Since the beginning of the 20th Century, the microscope has become the single most widely-used instrument in teaching and scientific research: it has an essential role in laboratories in fields as diverse as cell biology and art conservation.
But its position as an indispensable scientific instrument has not always been secure, and its use and development from the early work of Hooke and Leeuwenhoek in the 17th Century, to that of Abbe towards the end of the 19th Century, has not been a simple story of continous growth and uninterrupted development.
There have been blind alleys, weird and strange inventions, and opportunities for craftsmen to excercise their skills in making instruments which today excite our interest and admiration.
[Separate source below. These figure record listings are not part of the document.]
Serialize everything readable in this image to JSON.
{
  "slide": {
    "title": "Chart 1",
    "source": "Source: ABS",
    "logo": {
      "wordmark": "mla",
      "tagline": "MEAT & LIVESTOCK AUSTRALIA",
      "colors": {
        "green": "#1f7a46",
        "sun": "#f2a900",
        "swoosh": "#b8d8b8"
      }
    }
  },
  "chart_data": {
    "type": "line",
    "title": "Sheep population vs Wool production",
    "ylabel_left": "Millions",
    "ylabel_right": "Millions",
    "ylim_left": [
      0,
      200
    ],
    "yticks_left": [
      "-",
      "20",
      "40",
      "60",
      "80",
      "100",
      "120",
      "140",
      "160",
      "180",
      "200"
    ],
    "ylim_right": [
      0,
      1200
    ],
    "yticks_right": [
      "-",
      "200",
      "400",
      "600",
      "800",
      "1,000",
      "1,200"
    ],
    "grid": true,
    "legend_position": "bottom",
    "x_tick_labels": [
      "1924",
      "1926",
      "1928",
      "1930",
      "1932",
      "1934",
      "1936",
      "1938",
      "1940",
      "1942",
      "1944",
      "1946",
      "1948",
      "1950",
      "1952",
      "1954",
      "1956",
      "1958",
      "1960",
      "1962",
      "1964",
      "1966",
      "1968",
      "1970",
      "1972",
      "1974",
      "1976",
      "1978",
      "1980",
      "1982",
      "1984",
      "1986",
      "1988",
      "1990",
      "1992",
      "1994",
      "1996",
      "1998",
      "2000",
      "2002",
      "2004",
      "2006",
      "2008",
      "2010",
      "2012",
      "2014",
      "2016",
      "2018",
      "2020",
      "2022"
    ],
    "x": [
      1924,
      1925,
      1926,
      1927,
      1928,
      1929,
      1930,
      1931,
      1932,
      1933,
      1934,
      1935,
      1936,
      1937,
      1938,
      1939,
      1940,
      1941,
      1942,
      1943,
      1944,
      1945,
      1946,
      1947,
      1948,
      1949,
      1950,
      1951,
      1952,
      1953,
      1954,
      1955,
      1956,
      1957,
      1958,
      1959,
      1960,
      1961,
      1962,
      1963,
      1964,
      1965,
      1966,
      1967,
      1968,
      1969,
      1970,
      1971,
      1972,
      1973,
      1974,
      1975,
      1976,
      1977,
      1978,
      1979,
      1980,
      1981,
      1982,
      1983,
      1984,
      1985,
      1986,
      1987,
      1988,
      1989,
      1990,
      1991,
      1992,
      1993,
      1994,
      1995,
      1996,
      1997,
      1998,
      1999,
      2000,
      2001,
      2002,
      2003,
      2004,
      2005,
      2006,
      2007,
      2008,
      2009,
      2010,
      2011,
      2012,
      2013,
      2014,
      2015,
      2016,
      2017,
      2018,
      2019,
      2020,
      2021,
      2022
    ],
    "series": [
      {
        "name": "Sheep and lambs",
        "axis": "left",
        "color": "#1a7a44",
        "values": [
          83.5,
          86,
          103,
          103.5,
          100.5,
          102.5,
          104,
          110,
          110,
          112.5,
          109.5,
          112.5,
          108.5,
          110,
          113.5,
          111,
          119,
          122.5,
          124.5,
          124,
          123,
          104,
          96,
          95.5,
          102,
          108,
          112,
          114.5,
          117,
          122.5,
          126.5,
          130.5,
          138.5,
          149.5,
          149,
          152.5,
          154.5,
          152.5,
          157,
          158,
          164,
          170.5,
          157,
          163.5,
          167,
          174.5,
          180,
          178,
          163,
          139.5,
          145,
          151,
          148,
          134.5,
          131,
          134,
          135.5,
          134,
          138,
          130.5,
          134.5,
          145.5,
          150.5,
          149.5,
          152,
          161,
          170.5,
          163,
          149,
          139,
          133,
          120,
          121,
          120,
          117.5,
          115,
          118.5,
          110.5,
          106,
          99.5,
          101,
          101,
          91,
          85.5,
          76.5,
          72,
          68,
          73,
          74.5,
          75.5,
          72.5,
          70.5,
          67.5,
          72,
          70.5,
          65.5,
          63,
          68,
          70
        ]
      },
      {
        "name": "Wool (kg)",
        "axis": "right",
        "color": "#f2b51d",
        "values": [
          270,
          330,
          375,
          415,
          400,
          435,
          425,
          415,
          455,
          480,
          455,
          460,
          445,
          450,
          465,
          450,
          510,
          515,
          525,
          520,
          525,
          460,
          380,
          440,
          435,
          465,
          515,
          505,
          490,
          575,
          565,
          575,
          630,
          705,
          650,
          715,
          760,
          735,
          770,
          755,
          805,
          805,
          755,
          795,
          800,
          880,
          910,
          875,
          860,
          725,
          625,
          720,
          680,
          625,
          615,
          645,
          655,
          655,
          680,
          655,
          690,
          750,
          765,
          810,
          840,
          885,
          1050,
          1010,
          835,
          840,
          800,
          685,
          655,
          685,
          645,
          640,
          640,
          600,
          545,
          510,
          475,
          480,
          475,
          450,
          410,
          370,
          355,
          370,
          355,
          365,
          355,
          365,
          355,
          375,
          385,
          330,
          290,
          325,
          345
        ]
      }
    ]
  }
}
This story is the subject of this book, richly illustrated with colour photographs depicting many of the instruments in the Medical Historical Museum in Copenhagen.
Moreover, it includes detailed descriptions showing precisely how the instruments and their accessoroies were intended to be used, such that readers can fully understand and appreciate the complex and fascinating "Story of the Microscope".
Contents: The Drop of Water - The Compound Microscope in the 17th Century - The Simple Microscope in the 17th Century - The Culpeper Microscope - The Simple Microscope in the 18th Century - The Compound Microscope in the 18th Century and the Solar Microscope - The Advent of Achromats - Adolph Hannover and Søren Kierkegaard - Microscopes in Victorian England - The continental Microscope - Microscopy flourishes as never before - New times, new limits - Sources of Illustrations - Bibliography - Index of Persons.
Bound, full canvas, with a dust jacket. Large format: 22,5 x 30 cm. 2004. The book contains 256 pages with more than 200 illustrations: drawings, and colour photographies of the antique microscopes belonging to Medical Museion in Bredgade, Copenhagen.
Editors: Peter Evennett & Christopher Hammond. Translated by David Stoner.
Front cover shows: Powell & Lealand's microscope ‘No 1’ with binocular tube, marked with the date 1877. In front of the microscope are the Ramsden micrometer screw eyepiece and 6 objectives whose focal lenghts (in inches from left to right) are 1/8, 1/16, 1/2, 1/125 and 1/50. The focal lenght of the objective on the microscope is 1/6 inch. The height of the microscope in the vertical position is c 47 cm.
Back cover shows: Zeiss' large research microscope of 1898 commonly known as the ‘Jughandle’, fitted with Berger's micrometer screw for fine focusing. This microscope once belonged to F.C.C. Hansen, professor of anatomy, Copenhagen.